Today, The Guardian released the results of its own meta-analysis and, if anything, the report is even more troubling. Reviewing 44 studies that looked at restaurants, markets, and fishmongers in over 30 countries, the newspaper found that 36 percent of over 9,000 products were mislabeled. And the issue isn't just afflicting other parts of the world: Of the countries included, the United States was the third worst, with 38 percent of seafood mislabeled—behind only the United Kingdom and Canada (both of which had an appalling 55 percent mislabeling rate).

fresh fish at fish market
Getty Images / iStockphoto

The problem goes beyond ill-informed grocery shoppers, as well. One study published in 2018 collected samples from 180 restaurants across 23 European countries and found that a third of those restaurants had sold mislabeled seafood—with the odds of some menu items being authentic equal to a coin toss.

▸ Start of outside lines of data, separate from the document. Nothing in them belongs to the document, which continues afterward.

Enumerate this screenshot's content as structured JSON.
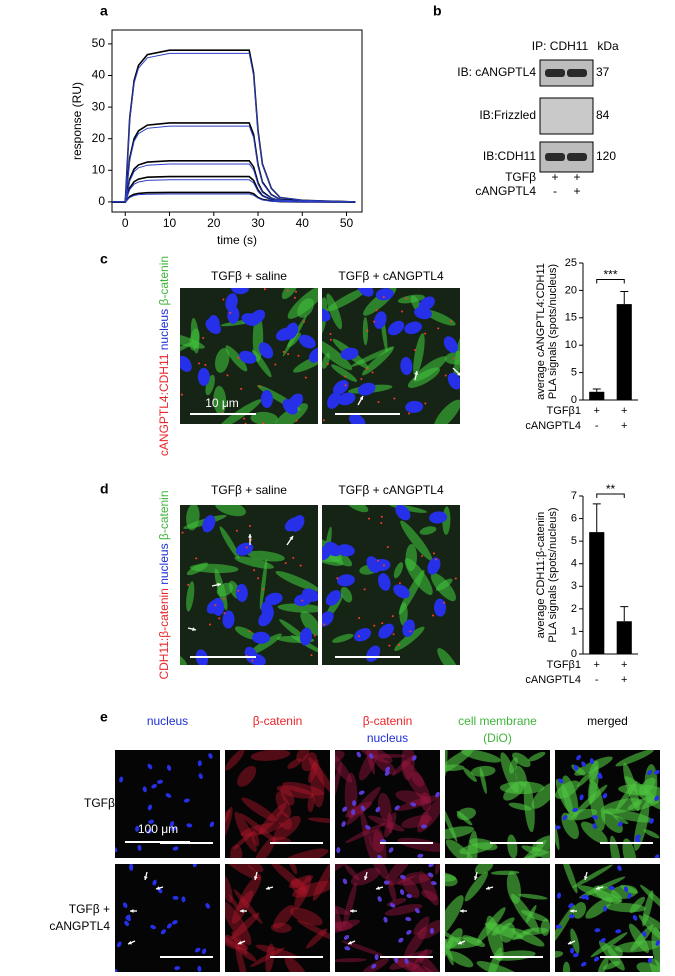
{
  "panels": {
    "a": {
      "label": "a"
    },
    "b": {
      "label": "b",
      "ip": "IP: CDH11",
      "unit": "kDa",
      "rows": [
        {
          "label": "IB: cANGPTL4",
          "kda": "37"
        },
        {
          "label": "IB:Frizzled",
          "kda": "84"
        },
        {
          "label": "IB:CDH11",
          "kda": "120"
        }
      ],
      "conditions": [
        {
          "label": "TGFβ",
          "marks": [
            "+",
            "+"
          ]
        },
        {
          "label": "cANGPTL4",
          "marks": [
            "-",
            "+"
          ]
        }
      ]
    },
    "c": {
      "label": "c",
      "titles": [
        "TGFβ + saline",
        "TGFβ + cANGPTL4"
      ],
      "stain": [
        {
          "text": "cANGPTL4:CDH11",
          "color": "#e8262a"
        },
        {
          "text": "nucleus",
          "color": "#1d2fd6"
        },
        {
          "text": "β-catenin",
          "color": "#3fb43a"
        }
      ],
      "scale": "10 μm"
    },
    "d": {
      "label": "d",
      "titles": [
        "TGFβ + saline",
        "TGFβ + cANGPTL4"
      ],
      "stain": [
        {
          "text": "CDH11:β-catenin",
          "color": "#e8262a"
        },
        {
          "text": "nucleus",
          "color": "#1d2fd6"
        },
        {
          "text": "β-catenin",
          "color": "#3fb43a"
        }
      ]
    },
    "e": {
      "label": "e",
      "columns": [
        [
          {
            "text": "nucleus",
            "color": "#1d2fd6"
          }
        ],
        [
          {
            "text": "β-catenin",
            "color": "#e8262a"
          }
        ],
        [
          {
            "text": "β-catenin",
            "color": "#e8262a"
          },
          {
            "text": "nucleus",
            "color": "#1d2fd6"
          }
        ],
        [
          {
            "text": "cell membrane",
            "color": "#3fb43a"
          },
          {
            "text": "(DiO)",
            "color": "#3fb43a"
          }
        ],
        [
          {
            "text": "merged",
            "color": "#000000"
          }
        ]
      ],
      "rows": [
        [
          "TGFβ"
        ],
        [
          "TGFβ +",
          "cANGPTL4"
        ]
      ],
      "scale": "100 μm"
    }
  },
  "chart_data": [
    {
      "type": "line",
      "xlabel": "time (s)",
      "ylabel": "response (RU)",
      "xlim": [
        -3,
        53.5
      ],
      "ylim": [
        -3.2,
        54.4
      ],
      "xticks": [
        0,
        10,
        20,
        30,
        40,
        50
      ],
      "yticks": [
        0,
        10,
        20,
        30,
        40,
        50
      ],
      "x": [
        -3,
        0,
        1,
        2,
        3,
        5,
        10,
        20,
        28,
        29,
        30,
        31,
        33,
        35,
        40,
        47,
        52
      ],
      "series": [
        {
          "color": "#000000",
          "values": [
            0,
            0,
            26.4,
            38.4,
            43.2,
            46.6,
            48,
            48,
            48,
            40.8,
            22.6,
            12,
            4.3,
            1.4,
            0.5,
            0.2,
            0
          ]
        },
        {
          "color": "#000000",
          "values": [
            0,
            0,
            13.8,
            20,
            22.5,
            24.3,
            25,
            25,
            25,
            21.3,
            11.8,
            6.3,
            2.3,
            0.8,
            0.3,
            0.1,
            0
          ]
        },
        {
          "color": "#000000",
          "values": [
            0,
            0,
            7.2,
            10.4,
            11.7,
            12.6,
            13,
            13,
            13,
            11.1,
            6.1,
            3.3,
            1.2,
            0.4,
            0.1,
            0.1,
            0
          ]
        },
        {
          "color": "#000000",
          "values": [
            0,
            0,
            4.4,
            6.4,
            7.2,
            7.8,
            8,
            8,
            8,
            6.8,
            3.8,
            2,
            0.7,
            0.2,
            0.1,
            0,
            0
          ]
        },
        {
          "color": "#000000",
          "values": [
            0,
            0,
            1.7,
            2.4,
            2.7,
            2.9,
            3,
            3,
            3,
            2.6,
            1.4,
            0.8,
            0.3,
            0.1,
            0,
            0,
            0
          ]
        },
        {
          "color": "#2b3fc9",
          "values": [
            0,
            0,
            25.9,
            37.6,
            42.3,
            45.6,
            47,
            47,
            47,
            40,
            22.1,
            11.8,
            4.2,
            1.4,
            0.5,
            0.2,
            0
          ]
        },
        {
          "color": "#2b3fc9",
          "values": [
            0,
            0,
            13.2,
            19.2,
            21.6,
            23.3,
            24,
            24,
            24,
            20.4,
            11.3,
            6,
            2.2,
            0.7,
            0.2,
            0.1,
            0
          ]
        },
        {
          "color": "#2b3fc9",
          "values": [
            0,
            0,
            6.6,
            9.6,
            10.8,
            11.6,
            12,
            12,
            12,
            10.2,
            5.6,
            3,
            1.1,
            0.4,
            0.1,
            0,
            0
          ]
        },
        {
          "color": "#2b3fc9",
          "values": [
            0,
            0,
            3.9,
            5.6,
            6.3,
            6.8,
            7,
            7,
            7,
            6,
            3.3,
            1.8,
            0.6,
            0.2,
            0.1,
            0,
            0
          ]
        },
        {
          "color": "#2b3fc9",
          "values": [
            0,
            0,
            1.4,
            2,
            2.3,
            2.4,
            2.5,
            2.5,
            2.5,
            2.1,
            1.2,
            0.6,
            0.2,
            0.1,
            0,
            0,
            0
          ]
        }
      ]
    },
    {
      "type": "bar",
      "ylabel": [
        "average cANGPTL4:CDH11",
        "PLA signals (spots/nucleus)"
      ],
      "values": [
        1.5,
        17.5
      ],
      "errors": [
        0.5,
        2.3
      ],
      "color": "#000000",
      "ylim": [
        0,
        25
      ],
      "yticks": [
        0,
        5,
        10,
        15,
        20,
        25
      ],
      "significance": "***",
      "conditions": [
        {
          "label": "TGFβ1",
          "marks": [
            "+",
            "+"
          ]
        },
        {
          "label": "cANGPTL4",
          "marks": [
            "-",
            "+"
          ]
        }
      ]
    },
    {
      "type": "bar",
      "ylabel": [
        "average CDH11:β-catenin",
        "PLA signals (spots/nucleus)"
      ],
      "values": [
        5.4,
        1.45
      ],
      "errors": [
        1.25,
        0.65
      ],
      "color": "#000000",
      "ylim": [
        0,
        7
      ],
      "yticks": [
        0,
        1,
        2,
        3,
        4,
        5,
        6,
        7
      ],
      "significance": "**",
      "conditions": [
        {
          "label": "TGFβ1",
          "marks": [
            "+",
            "+"
          ]
        },
        {
          "label": "cANGPTL4",
          "marks": [
            "-",
            "+"
          ]
        }
      ]
    }
  ]
}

The Guardian did add a few qualifiers to its report. "The studies in question sometimes target species known to be problematic, meaning it is inaccurate to conclude that 36 percent of all global seafood is necessarily mislabeled," reporter Stephen Leahy explained. "Nor are fish always deliberately mislabeled—although the huge majority of substitutions involved lower-priced fish replacing higher-priced ones, indicating fraud rather than carelessness."

Still, the big takeaway from The Guardian's report is something anyone who has been following this issue probably already guessed: Seafood fraud is an problem nearly as vast as the ocean—and proving especially difficult to navigate.